I wondered if I would have expected an apology.  Then I remembered that I don't say sorry myself.  I just stop doing the thing that people tell me about, if I think they're right.  Most of the time I hear about people saying sorry, they just keep doing what they supposedly apologized for.  If you were really sorry, you wouldn't have done it in the first place, but the next best thing is to not do it again.  That is a real sorry, not just a meaningless utterance.

Exemplified by my former BP friend... "I'm sorry I hurt you" and purposefully abandoned you while you were seriously ill (so that she could attempt to inflict the borderline core wound of abandonment on me).  Uh... no you're not.  Meanwhile the e-mail was a veritable checklist of psychological manipulation techniques.

The next Saturday class, I was late as usual so was eating my breakfast loaf while watching the others do the SR exercises.  T came around to the picnic table and said he wanted me to lead the SR exercises next week.  He didn't tease me about eating my breakfast as usual.  Later he told the class that he was going to have me lead the SR exercises the next week.  "She did it one time... and didn't miss a single one."  I don't know how to describe his tone of voice, but Tiger was looking at him intently.
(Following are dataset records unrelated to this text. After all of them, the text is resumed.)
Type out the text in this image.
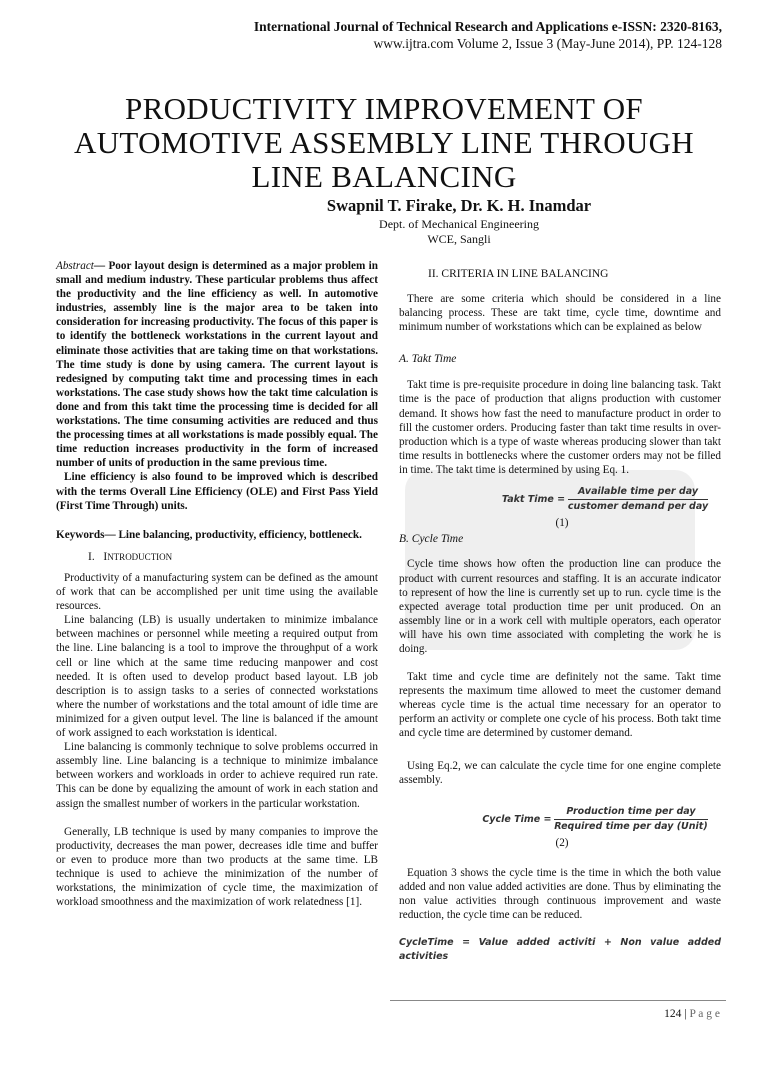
International Journal of Technical Research and Applications e-ISSN: 2320-8163,
www.ijtra.com Volume 2, Issue 3 (May-June 2014), PP. 124-128
PRODUCTIVITY IMPROVEMENT OF
AUTOMOTIVE ASSEMBLY LINE THROUGH
LINE BALANCING
Swapnil T. Firake, Dr. K. H. Inamdar
Dept. of Mechanical Engineering
WCE, Sangli

Abstract— Poor layout design is determined as a major problem in small and medium industry. These particular problems thus affect the productivity and the line efficiency as well. In automotive industries, assembly line is the major area to be taken into consideration for increasing productivity. The focus of this paper is to identify the bottleneck workstations in the current layout and eliminate those activities that are taking time on that workstations. The time study is done by using camera. The current layout is redesigned by computing takt time and processing times in each workstations. The case study shows how the takt time calculation is done and from this takt time the processing time is decided for all workstations. The time consuming activities are reduced and thus the processing times at all workstations is made possibly equal. The time reduction increases productivity in the form of increased number of units of production in the same previous time.

Line efficiency is also found to be improved which is described with the terms Overall Line Efficiency (OLE) and First Pass Yield (First Time Through) units.

Keywords— Line balancing, productivity, efficiency, bottleneck.
I. INTRODUCTION

Productivity of a manufacturing system can be defined as the amount of work that can be accomplished per unit time using the available resources.

Line balancing (LB) is usually undertaken to minimize imbalance between machines or personnel while meeting a required output from the line. Line balancing is a tool to improve the throughput of a work cell or line which at the same time reducing manpower and cost needed. It is often used to develop product based layout. LB job description is to assign tasks to a series of connected workstations where the number of workstations and the total amount of idle time are minimized for a given output level. The line is balanced if the amount of work assigned to each workstation is identical.

Line balancing is commonly technique to solve problems occurred in assembly line. Line balancing is a technique to minimize imbalance between workers and workloads in order to achieve required run rate. This can be done by equalizing the amount of work in each station and assign the smallest number of workers in the particular workstation.

Generally, LB technique is used by many companies to improve the productivity, decreases the man power, decreases idle time and buffer or even to produce more than two products at the same time. LB technique is used to achieve the minimization of the number of workstations, the minimization of cycle time, the maximization of workload smoothness and the maximization of work relatedness [1].

II. CRITERIA IN LINE BALANCING

There are some criteria which should be considered in a line balancing process. These are takt time, cycle time, downtime and minimum number of workstations which can be explained as below

A. Takt Time

Takt time is pre-requisite procedure in doing line balancing task. Takt time is the pace of production that aligns production with customer demand. It shows how fast the need to manufacture product in order to fill the customer orders. Producing faster than takt time results in over-production which is a type of waste whereas producing slower than takt time results in bottlenecks where the customer orders may not be filled in time. The takt time is determined by using Eq. 1.

Takt Time = $\frac{\text{Available time per day}}{\text{customer demand per day}}$
(1)

B. Cycle Time

Cycle time shows how often the production line can produce the product with current resources and staffing. It is an accurate indicator to represent of how the line is currently set up to run. cycle time is the expected average total production time per unit produced. On an assembly line or in a work cell with multiple operators, each operator will have his own time associated with completing the work he is doing.

Takt time and cycle time are definitely not the same. Takt time represents the maximum time allowed to meet the customer demand whereas cycle time is the actual time necessary for an operator to perform an activity or complete one cycle of his process. Both takt time and cycle time are determined by customer demand.

Using Eq.2, we can calculate the cycle time for one engine complete assembly.

Cycle Time = $\frac{\text{Production time per day}}{\text{Required time per day (Unit)}}$
(2)

Equation 3 shows the cycle time is the time in which the both value added and non value added activities are done. Thus by eliminating the non value activities through continuous improvement and waste reduction, the cycle time can be reduced.

CycleTime = Value added activiti + Non value added activities
124 | P a g e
So I think it worked, my bumpy attempt at being assertive.

The blog post should probably end here but I already titled the post.

"Go on, make promises
you can't keep
you can't keep..."

I wish I could post a video of Vienna Teng and Paul Freeman performing this song they wrote together but since it's an unrecorded song, nobody is allowed to post video of the live performance on YouTube.   The sound is still so vivid in my mind.  If I recall, the lyrics were originally about something totally different, but in the final incarnation, the lyrics and subject just seem to match the music perfectly.  This was at her holiday concert two years ago at the Great American Music Hall and we had the most awesome seats at tables right in front of the stage, not too close to have to crane the neck but close enough that it felt like they were looking at and singing right to me.  That was the first time I had gone out socially for something "frivolous" instead of necessity in four years.  I had missed all of Vienna's concerts during those years while her music had developed greatly.

This year, the last week of December, I ended up going to Berkeley three times to hear her perform, including one unofficial impromptu concert for a small audience.  I drove twice, the farthest I've driven yet.  It might not have been such a great idea but I guess I decided it was safer than taking BART at night by myself.  A recent virally shared post on FaceBook written by a friend of a friend of a friend who got attacked in the Mission makes me think that no, I'm not paranoid.  She was able to escape, according to her, partly because she is very strong from being a rock climber.  More inspiration to go build some muscle....  Downtown Berkeley was deserted on a weeknight at 1am.  Even though I only parked one block away, I was glad to see a police car sitting right on the corner so I felt safe walking to my car.

Instead, here is a video of Vienna singing Amazing Grace during her "recording session".  Okay, some person, the videographer here, brought their dog with bells... seriously, we really didn't want to hear a dog jangling his bells in the middle of Vienna's heavenly pure voice singing Amazing Grace or any other song for that matter.  The video really doesn't capture her voice.  It was worth driving to Berkeley just to hear her sing Amazing Grace.